Dieses Urteil, wiederum, veranlasste weiße Südstaatler dazu, Segregation Acadamies zu gründen. 1971 hoben die Steuerbehörden den Status der Gemeinnützigkeit von 111, oft religiösen, segregierten Privatschulen auf und verärgerten damit die Evangelikalen.

Anfänge einer konservativen politischen Bewegung

Diesen Moment nutzte Paul Weyrich, ein religiöser konservativer Aktivist, und Mitgründer der Heritage Foundation, um aus dem religiös angehauchten Rassismus politisches Kapital zu schlagen.

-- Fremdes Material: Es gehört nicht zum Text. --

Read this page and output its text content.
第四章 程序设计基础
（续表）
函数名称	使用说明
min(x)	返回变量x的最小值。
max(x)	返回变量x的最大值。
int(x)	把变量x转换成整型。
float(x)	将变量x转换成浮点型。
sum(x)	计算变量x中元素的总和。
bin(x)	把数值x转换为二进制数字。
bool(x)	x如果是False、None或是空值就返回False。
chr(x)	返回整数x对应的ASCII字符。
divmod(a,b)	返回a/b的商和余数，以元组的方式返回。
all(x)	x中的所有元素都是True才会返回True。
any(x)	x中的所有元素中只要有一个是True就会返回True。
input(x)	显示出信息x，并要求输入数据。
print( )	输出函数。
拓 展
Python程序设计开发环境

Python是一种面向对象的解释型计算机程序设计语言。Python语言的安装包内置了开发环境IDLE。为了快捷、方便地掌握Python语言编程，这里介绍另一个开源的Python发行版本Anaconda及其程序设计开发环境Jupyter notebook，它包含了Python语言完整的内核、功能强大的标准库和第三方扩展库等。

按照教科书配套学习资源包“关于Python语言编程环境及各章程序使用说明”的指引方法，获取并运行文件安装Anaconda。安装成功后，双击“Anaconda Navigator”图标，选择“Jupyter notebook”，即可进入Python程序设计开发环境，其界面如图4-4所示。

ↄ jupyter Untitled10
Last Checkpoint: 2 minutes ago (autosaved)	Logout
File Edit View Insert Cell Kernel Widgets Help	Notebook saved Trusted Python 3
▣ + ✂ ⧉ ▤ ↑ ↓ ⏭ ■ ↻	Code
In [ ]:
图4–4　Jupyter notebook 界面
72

Weyrich erkannte, dass er die Anfänge einer konservativen politischen Bewegung vor sich hatte und so machten er und andere religiöse Anführer gezielt den Demokratischen Präsident Jimmy Carter für die Maßnahmen des IRS gegen segregierte Schulen verantwortlich – obwohl diese eigentlich von Präsident Nixon angeordnet worden waren.

Unter Weyrichs Führung, und mit der Hilfe des Francis A. Schaeffer, wurde die Debatte um die damals neuen Abtreibungsgesetze immer mehr zum politischen Grundpfeiler der Evangelikalen und der gesamten "Religiösen Rechten".

Diese neue politische Macht zeigte sich erstmals, als Ronald Reagan mithilfe dieser neuen konservativen religiösen Koalition in den Präsidentschaftswahlen 1980 den Sieg über Jimmy Carter davontrug.